We are 100 percent focused on state standards, Berner said. There is nothing on the test that we dont expect kids to know and be able to do. If our teachers are teaching to the test, thats excellent.
Myhr, in his first year at Coupeville, said the district has some catching up to do on their test scores, and orienting teaching material to the test is not a bad thing.
We want to teach to the (state) essential standards so all kids reach the same level, he said.
Myhr stressed the test does not compare students to each other, but rather to the state standards, which are set by the Board of Education.

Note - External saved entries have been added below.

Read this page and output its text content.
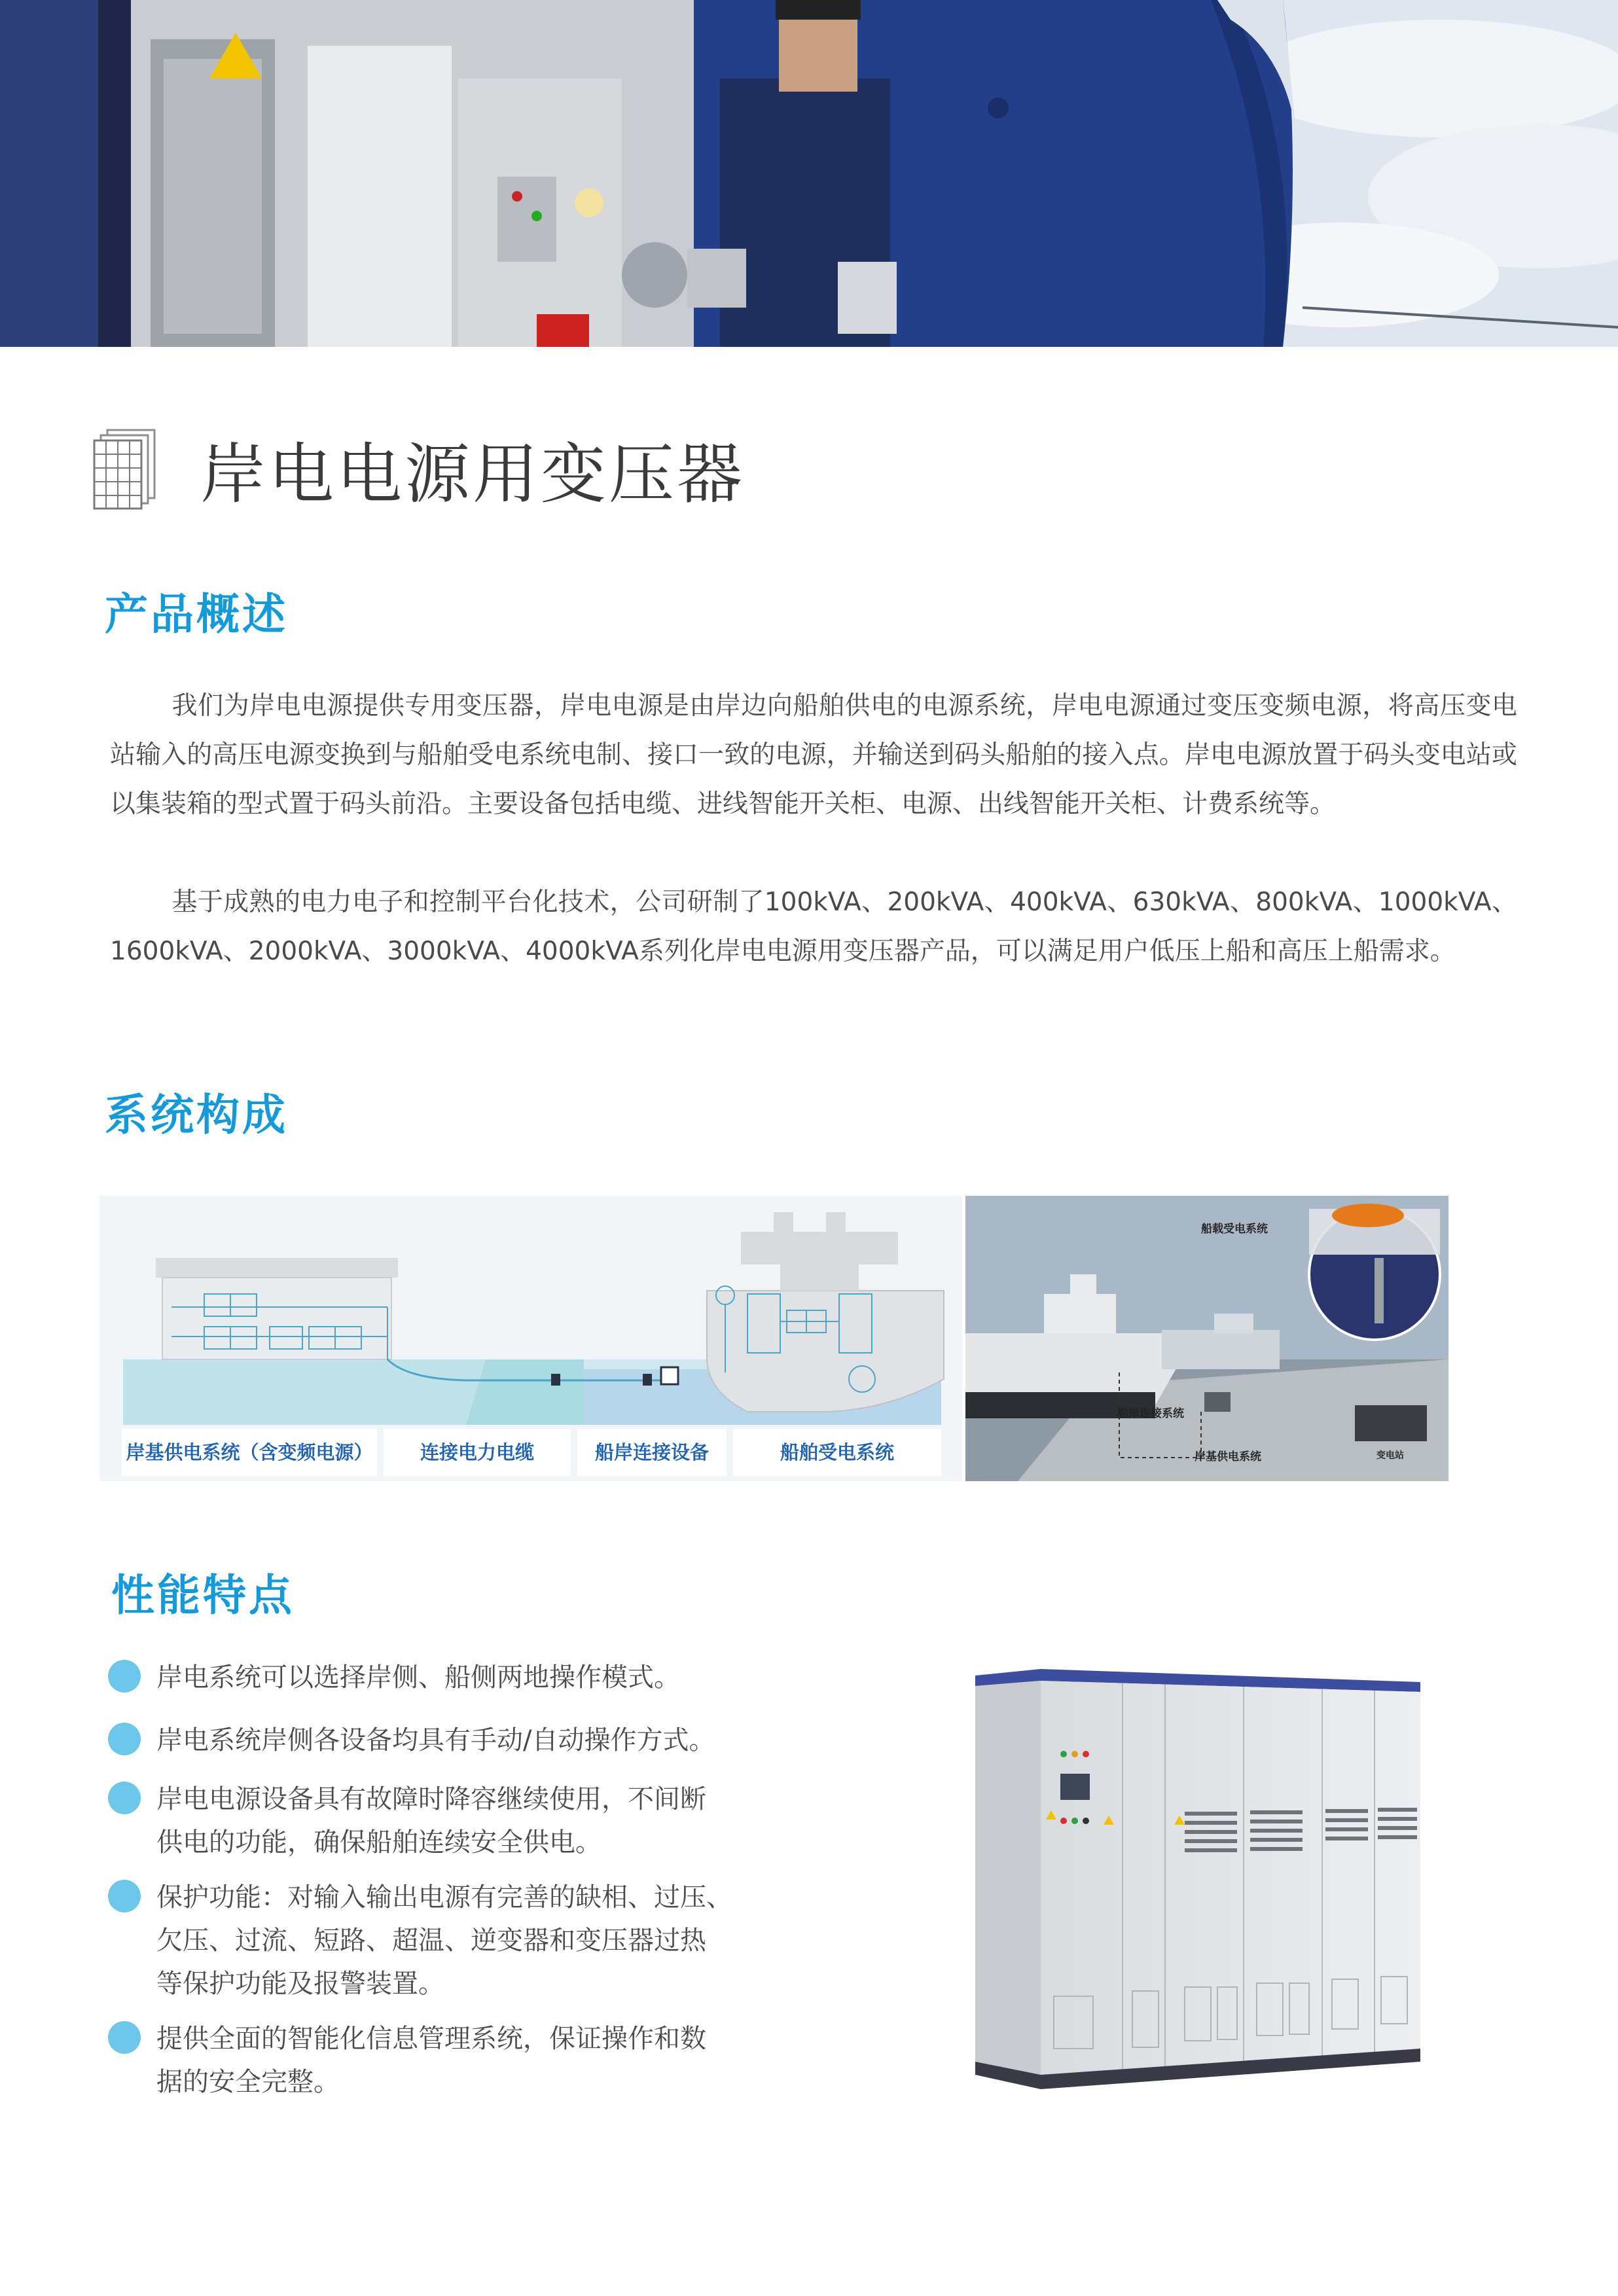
岸电电源用变压器
产品概述

我们为岸电电源提供专用变压器，岸电电源是由岸边向船舶供电的电源系统，岸电电源通过变压变频电源，将高压变电站输入的高压电源变换到与船舶受电系统电制、接口一致的电源，并输送到码头船舶的接入点。岸电电源放置于码头变电站或以集装箱的型式置于码头前沿。主要设备包括电缆、进线智能开关柜、电源、出线智能开关柜、计费系统等。

基于成熟的电力电子和控制平台化技术，公司研制了100kVA、200kVA、400kVA、630kVA、800kVA、1000kVA、1600kVA、2000kVA、3000kVA、4000kVA系列化岸电电源用变压器产品，可以满足用户低压上船和高压上船需求。

系统构成
岸基供电系统（含变频电源）	连接电力电缆	船岸连接设备	船舶受电系统
船载受电系统
船岸连接系统
岸基供电系统	变电站
性能特点
岸电系统可以选择岸侧、船侧两地操作模式。
岸电系统岸侧各设备均具有手动/自动操作方式。
岸电电源设备具有故障时降容继续使用，不间断
供电的功能，确保船舶连续安全供电。
保护功能：对输入输出电源有完善的缺相、过压、
欠压、过流、短路、超温、逆变器和变压器过热
等保护功能及报警装置。
提供全面的智能化信息管理系统，保证操作和数
据的安全完整。
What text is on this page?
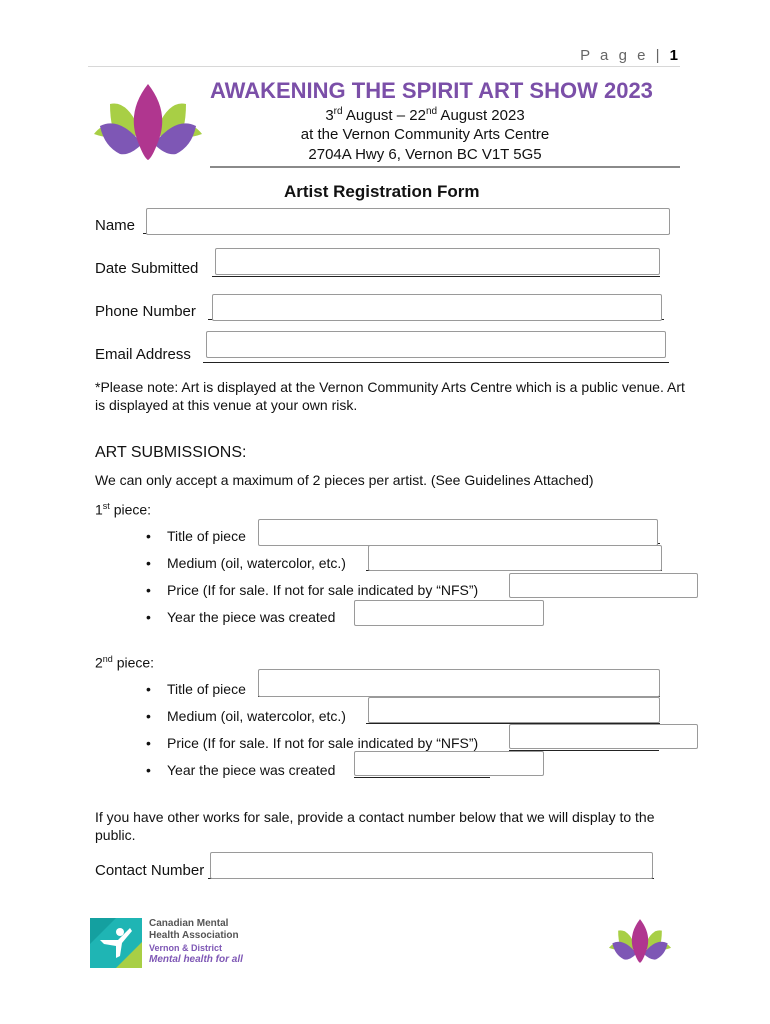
P a g e | 1
AWAKENING THE SPIRIT ART SHOW 2023
3rd August – 22nd August 2023
at the Vernon Community Arts Centre
2704A Hwy 6, Vernon BC V1T 5G5
Artist Registration Form
Name
Date Submitted
Phone Number
Email Address
*Please note: Art is displayed at the Vernon Community Arts Centre which is a public venue. Art is displayed at this venue at your own risk.
ART SUBMISSIONS:
We can only accept a maximum of 2 pieces per artist. (See Guidelines Attached)
1st piece:
• Title of piece
• Medium (oil, watercolor, etc.)
• Price (If for sale. If not for sale indicated by “NFS”)
• Year the piece was created
2nd piece:
• Title of piece
• Medium (oil, watercolor, etc.)
• Price (If for sale. If not for sale indicated by “NFS”)
• Year the piece was created
If you have other works for sale, provide a contact number below that we will display to the public.
Contact Number
Canadian Mental
Health Association
Vernon & District
Mental health for all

While Wallers class felt some apprehension about the test, they also felt prepared. They had been doing WASL practice sheets for months, and class writing projects were designed to resemble what they would see on the WASL.
The test replicates what they have to do anyway, Waller said. We have worked it into the curruculm.
Student Steven McDonald has an idea for relieving some of the WASL stress.
I think we should take the test for three hours and then go home.
Instead, WASL testing will continue several times a week for the next two weeks.